Hence, for these large $n$, we have $\map F 0 < 1$, by $(3)$.

This is impossible for the (strictly) positive integer $\map F 0$.

So our assumption that $\pi$ is rational must have been false.

$\blacksquare$

## Proof 2

Aiming for a contradiction, suppose $\pi$ is rational.

Then $\pi = \dfrac p q$ where $p$ and $q$ are integers and $q \ne 0$.

Now let:

$\ds A_n = \frac {q^n} {n!} \int_0^\pi \paren {x \paren {\pi - x} }^n \sin x \rd x$

Integration by Parts twice gives:

 $\ds A_n$ $=$ $\ds \frac {q^n} {n!} \int_0^\pi n \paren {x \paren {\pi - x} }^{n - 1} \paren {\pi - 2 x} \cos x \rd x$ $\ds$ $=$ $\ds \frac {q^n} {n!} \int_0^\pi 2 n \paren {x \paren {\pi - x} }^{n - 1} \sin x - n \paren {n - 1} \paren {x \paren {\pi - x} }^{n - 2} \paren {\pi - 2 x}^2 \sin x \rd x$

Writing:

$\paren {\pi - 2 x}^2 = \pi^2 - 4 x \paren {\pi - x}$

gives the result:

$(1): \quad A_n = \paren {4 n - 2} q A_{n - 1} - \paren {q \pi}^2 A_{n - 2}$

We will deduce that $A_n$ is an integer for all $n$.

First confirm by direct integration that $A_0$ and $A_1$ are integers:

$\ds A_0 = \int_0^\pi \sin x \rd x = 2$
$\ds A_1 = q \int_0^\pi x \paren {\pi - x} \sin x \rd x = 4 q$

Suppose $A_{k - 2}$ and $A_{k - 1}$ are integers.

Then by $(1)$ and the assumption that $q$ and $q \pi$ are integers, $A_k$ is also an integer.

So $A_n$ is an integer for all $n$ by Second Principle of Mathematical Induction.

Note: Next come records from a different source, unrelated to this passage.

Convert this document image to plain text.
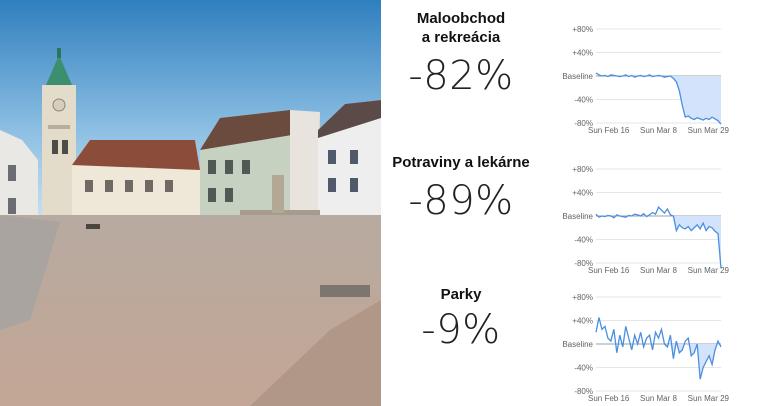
Maloobchod
a rekreácia
-82%
+80%
+40%
Baseline
-40%
-80%
Sun Feb 16 Sun Mar 8 Sun Mar 29
Potraviny a lekárne
-89%
+80%
+40%
Baseline
-40%
-80%
Sun Feb 16 Sun Mar 8 Sun Mar 29
Parky
-9%
+80%
+40%
Baseline
-40%
-80%
Sun Feb 16 Sun Mar 8 Sun Mar 29
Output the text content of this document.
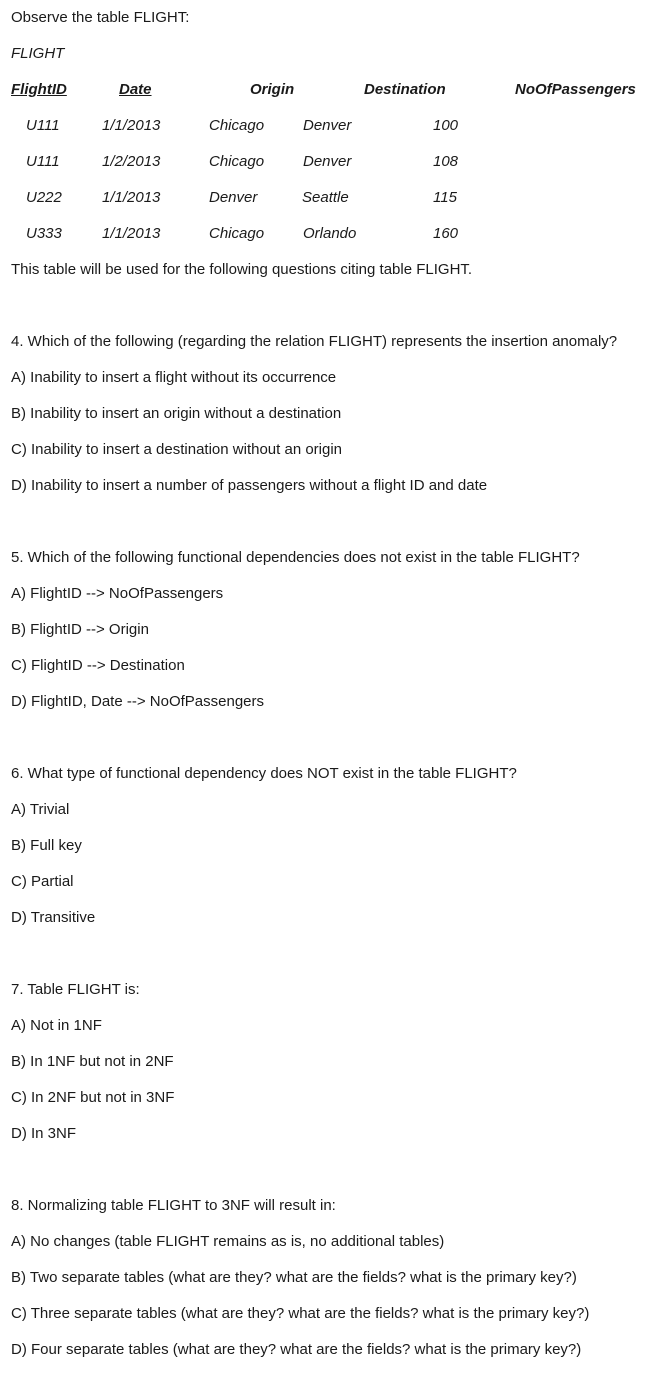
Observe the table FLIGHT:
FLIGHT
FlightID	Date	Origin	Destination	NoOfPassengers
U111	1/1/2013	Chicago	Denver	100
U111	1/2/2013	Chicago	Denver	108
U222	1/1/2013	Denver	Seattle	115
U333	1/1/2013	Chicago	Orlando	160
This table will be used for the following questions citing table FLIGHT.
4. Which of the following (regarding the relation FLIGHT) represents the insertion anomaly?
A) Inability to insert a flight without its occurrence
B) Inability to insert an origin without a destination
C) Inability to insert a destination without an origin
D) Inability to insert a number of passengers without a flight ID and date
5. Which of the following functional dependencies does not exist in the table FLIGHT?
A) FlightID --> NoOfPassengers
B) FlightID --> Origin
C) FlightID --> Destination
D) FlightID, Date --> NoOfPassengers
6. What type of functional dependency does NOT exist in the table FLIGHT?
A) Trivial
B) Full key
C) Partial
D) Transitive
7. Table FLIGHT is:
A) Not in 1NF
B) In 1NF but not in 2NF
C) In 2NF but not in 3NF
D) In 3NF
8. Normalizing table FLIGHT to 3NF will result in:
A) No changes (table FLIGHT remains as is, no additional tables)
B) Two separate tables (what are they? what are the fields? what is the primary key?)
C) Three separate tables (what are they? what are the fields? what is the primary key?)
D) Four separate tables (what are they? what are the fields? what is the primary key?)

For $x \in \closedint 0 \pi$, we have:

$0 \le \sin x \le 1$

and:

$0 \le x \paren {\pi - x} \le \pi^2 / 4$

hence:

$0 < A_n < \pi \dfrac {\paren {q \pi^2 / 4}^n} {n!}$

From Power over Factorial:

$\ds \lim_{n \mathop \to \infty} \frac {\paren {q \pi^2 / 4}^n} {n!} = 0$

It follows from the Squeeze Theorem that:

$\ds \lim_{n \mathop \to \infty} A_n = 0$

Hence for sufficiently large $n$, $A_n$ is strictly between $0$ and $1$.

This contradicts the supposition that $A_n$ is an integer.

It follows that $\pi$ is irrational.

$\blacksquare$

## Proof 3

From Rational Points on Graph of Sine Function, the only rational point on the graph of the sine function in the real Cartesian plane $\R^2$:

$f := \left\{ {\left({x, y}\right) \in \R^2: y = \sin x}\right\}$

is the point $\left({0, 0}\right)$.

But $\left({\pi, 0}\right)$ is also on $f$.

Hence $\pi$ cannot be rational.

$\blacksquare$

## Historical Note

The proof that $\pi$ (pi) is irrational was demonstrated in $1761$ by Johann Heinrich Lambert.